ベース付近でのプレーを撮影する場合は、前もってベースにピントを合わせておくと良いです。
試合の終盤で接戦になった時や、試合終了の瞬間などは、いいアングルが多数見つかると思いますので、これも狙い目です。
(ホームインしてガッツポーズをしているところや、勝って喜んでいるところ、負けて悔しがっているところなど・・・)
どうしてもアングルのアイデアが浮かばない時は、新聞のスポーツ面などに載っている写真を参考にしてみると良いと思います。
観客席から撮影する場合、どうしてもネット越しになる事が多いですが、レンズの先をネットに付けるくらい、思い切りネットに近づいて撮影した方が(もちろん、レンズも出来るだけ長い焦点のものにして)、かえってネットが写真に写り込みません。
それから露出の設定については、シャッター優先AEを使用し、シャッター速度を自分で設定(1/250秒〜1/500秒あたりが良いと思います)して、多分割測光で絞りをカメラ任せにしてシャッターチャンスを探すという方法が良いと思います。
シャッター優先AEの機能の無いカメラの場合は、マニュアル露出で、まずシャッター速度を設定(この場合も1/250秒〜1/500秒あたりが良いと思います)し、カメラ内蔵のTTL露出計で外野の芝生(明るい緑色)に露出が合うように絞りを設定して、そのままの値の露出で撮影すれば露出が大きく外れることはありません。
特に、ネガフィルム使用の場合はこれで充分です。
300mmクラスの望遠レンズを使用する場合でも、1/500秒くらいの高速シャッターを使用すれば、手ブレの心配もほとんどありません。

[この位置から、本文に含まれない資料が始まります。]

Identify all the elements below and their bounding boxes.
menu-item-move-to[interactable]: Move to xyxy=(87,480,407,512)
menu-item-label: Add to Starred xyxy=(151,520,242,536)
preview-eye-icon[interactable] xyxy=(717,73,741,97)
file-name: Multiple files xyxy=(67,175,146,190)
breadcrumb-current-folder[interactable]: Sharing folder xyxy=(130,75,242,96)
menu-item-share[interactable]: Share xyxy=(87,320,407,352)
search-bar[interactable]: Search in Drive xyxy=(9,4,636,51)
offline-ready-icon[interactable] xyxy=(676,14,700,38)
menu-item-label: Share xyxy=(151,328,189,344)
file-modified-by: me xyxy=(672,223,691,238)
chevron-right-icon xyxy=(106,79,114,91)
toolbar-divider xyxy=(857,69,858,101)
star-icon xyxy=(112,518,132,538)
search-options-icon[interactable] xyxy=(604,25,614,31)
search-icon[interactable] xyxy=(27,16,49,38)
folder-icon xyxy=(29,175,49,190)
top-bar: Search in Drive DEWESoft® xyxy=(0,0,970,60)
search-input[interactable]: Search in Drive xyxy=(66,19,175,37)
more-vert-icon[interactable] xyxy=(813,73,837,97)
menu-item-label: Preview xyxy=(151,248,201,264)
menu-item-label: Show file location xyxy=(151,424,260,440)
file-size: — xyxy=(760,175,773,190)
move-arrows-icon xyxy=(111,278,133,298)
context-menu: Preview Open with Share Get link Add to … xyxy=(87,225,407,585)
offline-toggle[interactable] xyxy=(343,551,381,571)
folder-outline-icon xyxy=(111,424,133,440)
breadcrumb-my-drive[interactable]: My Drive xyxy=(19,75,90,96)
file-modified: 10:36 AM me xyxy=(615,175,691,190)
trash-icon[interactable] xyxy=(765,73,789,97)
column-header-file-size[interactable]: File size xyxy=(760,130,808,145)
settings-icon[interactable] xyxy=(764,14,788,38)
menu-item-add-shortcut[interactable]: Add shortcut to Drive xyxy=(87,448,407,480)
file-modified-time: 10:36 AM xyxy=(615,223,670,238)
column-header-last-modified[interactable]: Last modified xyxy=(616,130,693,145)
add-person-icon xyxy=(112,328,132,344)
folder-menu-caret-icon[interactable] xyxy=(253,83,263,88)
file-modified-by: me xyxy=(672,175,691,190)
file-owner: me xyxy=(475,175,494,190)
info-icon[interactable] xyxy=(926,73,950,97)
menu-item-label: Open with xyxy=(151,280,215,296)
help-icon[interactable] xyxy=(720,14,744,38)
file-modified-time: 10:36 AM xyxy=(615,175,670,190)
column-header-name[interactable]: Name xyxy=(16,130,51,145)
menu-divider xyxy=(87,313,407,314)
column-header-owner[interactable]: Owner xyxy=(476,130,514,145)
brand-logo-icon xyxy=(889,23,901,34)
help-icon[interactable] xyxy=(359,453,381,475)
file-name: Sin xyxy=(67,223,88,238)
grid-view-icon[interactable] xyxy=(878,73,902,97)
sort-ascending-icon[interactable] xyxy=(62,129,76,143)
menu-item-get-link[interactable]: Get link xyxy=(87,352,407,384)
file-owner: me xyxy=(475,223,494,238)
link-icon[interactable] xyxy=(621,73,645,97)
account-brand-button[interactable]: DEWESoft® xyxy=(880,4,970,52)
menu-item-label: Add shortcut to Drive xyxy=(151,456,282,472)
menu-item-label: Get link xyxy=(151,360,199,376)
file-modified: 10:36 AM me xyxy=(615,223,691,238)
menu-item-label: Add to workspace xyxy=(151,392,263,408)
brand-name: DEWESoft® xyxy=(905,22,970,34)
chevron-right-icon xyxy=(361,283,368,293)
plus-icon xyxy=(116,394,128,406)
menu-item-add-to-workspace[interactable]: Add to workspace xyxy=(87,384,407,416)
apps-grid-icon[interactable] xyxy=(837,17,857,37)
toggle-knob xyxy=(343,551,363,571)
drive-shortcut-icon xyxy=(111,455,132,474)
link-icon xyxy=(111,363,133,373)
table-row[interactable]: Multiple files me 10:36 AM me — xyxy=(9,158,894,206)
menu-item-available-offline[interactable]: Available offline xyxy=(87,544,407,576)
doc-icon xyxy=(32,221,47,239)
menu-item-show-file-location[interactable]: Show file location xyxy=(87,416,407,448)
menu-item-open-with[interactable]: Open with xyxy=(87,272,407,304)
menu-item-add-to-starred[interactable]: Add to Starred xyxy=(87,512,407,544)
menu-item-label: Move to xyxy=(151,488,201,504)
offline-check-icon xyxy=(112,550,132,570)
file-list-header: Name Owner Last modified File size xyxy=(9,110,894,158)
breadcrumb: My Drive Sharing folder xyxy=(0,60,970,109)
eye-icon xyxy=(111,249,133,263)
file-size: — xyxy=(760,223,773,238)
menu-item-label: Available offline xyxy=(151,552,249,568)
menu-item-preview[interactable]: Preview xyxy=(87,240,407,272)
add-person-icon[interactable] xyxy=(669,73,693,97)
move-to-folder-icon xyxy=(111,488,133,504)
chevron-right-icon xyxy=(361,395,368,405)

グラウンドでプレーしている選手については、試合をしている所がTVに映ったり、新聞に写真が載ったりすることもあるので、まだ良いと思いますが、観客席で応援・観戦している人の中には、撮影されると都合の悪い人もいるかも知れません。
特に女子生徒・チアガール等は、あまり近づいて写したりすると、学校関係者や警備員の人に怪しまれる可能性もあるので、撮影する場合は出来るだけ遠くからにする事をお勧めします。
※決して、遠くからならどんな写真を撮ってもいいと言っているわけではありません。 こういう写真を撮る時は、『どこまでの範囲なら良くて、どこからがいけないか』という判断基準は非常に微妙だと思いますが、他人に怪しまれる事の無いような節度ある行動をお勧めします。
写真を撮る方は何も悪意が無くても、写真を撮られる方は、『どういう写真を撮られているのか』、『その写真がどういう使われ方をするのか』といった事が気になってしまうでしょうし…
当HPでは、グラウンドでプレーしている選手以外の人物については、顔のはっきり写っている写真は掲載しないようにしています。(もちろん、他の目的にも使用しません)
以上の事は高校野球に限らず、大学野球やプロ野球等にももちろん当てはまります。
プレー中や応援風景に限らず、工夫次第でいろいろなアングルが見つかるのが、高校野球撮影の楽しいところです。
高校野球の主役はあくまで、プレーをしている選手や応援をしている生徒ですので、『撮影をさせてもらっている』という謙虚な気持ちで良識のある行動をお願いします。
※ここ最近、高校野球の試合の行なわれる球場に、『営利目的の写真・ビデオ撮影を禁止します』という張り紙がよく見られたり、商業目的の写真を撮影する場合は事前の許可が必要な事もあるようですが、当HPでは金儲けは一切行なっておりません。